Lungo il muro c’è un reticolo di tubi, valvole, manometri. Su alcuni di questi c’è un adesivo blu con la scritta «aria di processo». E’ proprio da qui che passa l’aria compressa che ha il compito di «risvegliare» la paratoia distesa sopra il cassone e piena d’acqua: quest’ultima esce, sostituita dall’aria, e così l’enorme porta diventa più leggera e può salire, guidata dalla cerniera, che poi deve tenere l'angolo giusto per impedire all’acqua di entrare in laguna. «L’aria viene spinta dai compressori e regolata da queste valvole, poi immessa nella paratoia attraverso la cerniera - spiega Alessandro Soru, direttore di cantiere - Durante la fase di scarico, cioè l’abbassamento della paratoia, viene chiusa la valvola sul lato di carico e l’acqua mista ad aria va a svuotarsi in un cunicolo». Cioè una sorta di galleria parallela, più bassa, che ha una pendenza all’inizio e alla fine: l’acqua scorre, viene raccolta in due vasche, ripulita dall’olio e scaricata in mare. Quell’acqua entra direttamente dal mare, attraverso delle finestrelle che si aprono quando inizia la discesa. Nella «Sala connettore 1», così come in tutte le altre, ci sono anche dei tubi con un adesivo verde e la scritta «acqua di flussaggio»: acqua dolce, che serve a ripulire le condutture.

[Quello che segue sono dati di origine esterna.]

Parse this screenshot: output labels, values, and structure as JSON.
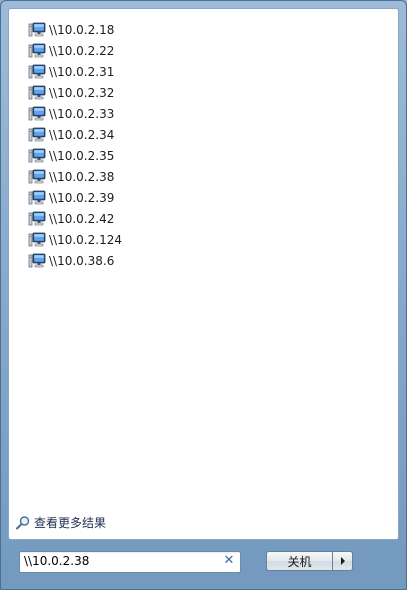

E’ in questi tubi – anche se a Malamocco, non qui a Treporti – che in fase di discesa delle paratoie, ci sono state quelle vibrazioni un po’ più accentuate del dovuto, che hanno spinto il Consorzio Venezia Nuova a stoppare i test e fare nuove verifiche. In realtà si tratta di tubi normalissimi, poco più grandi di quelli della caldaia di casa, fissati con staffe non molto diverse da quelle che si trovano nei negozi di bricolage. «Beh queste sono state realizzate su misura, con acciaio inox molto resistente», spiega Soru.

La manutenzione

Sulla cerniera c’è un liquido, che sembra acqua. Ma il dito curioso si impregna di olio. «E’ stato appena messo», spiega il direttore. Perché qui – se da un lato il lavoro continua, con un centinaio di operai che stanno completando gli impianti – ci sono anche una decina di dipendenti addetti alle gallerie e a quanto è già stato realizzato. Li sistemano, fanno la manutenzione, come se si dovessero aprire domani. Così, però, non sarà. Ci sono i test, che dureranno anche per tutto il 2020, quando finalmente si alzeranno le paratoie anche con il mare mosso, come quello del disastro di martedì, sferzato da un vento che in bocca di porto è arrivato oltre i 120 chilometri all’ora. Qualcuno ha detto che si sarebbe potuto – e dovuto – alzare lo stesso, per evitare i 187 centimetri. Dal Cvn hanno detto che sarebbe stato un azzardo e il «papà» del Mose Alberto Scotti l’ha confermato: «Non sarebbe stato un gesto di coraggio, ma di incoscienza».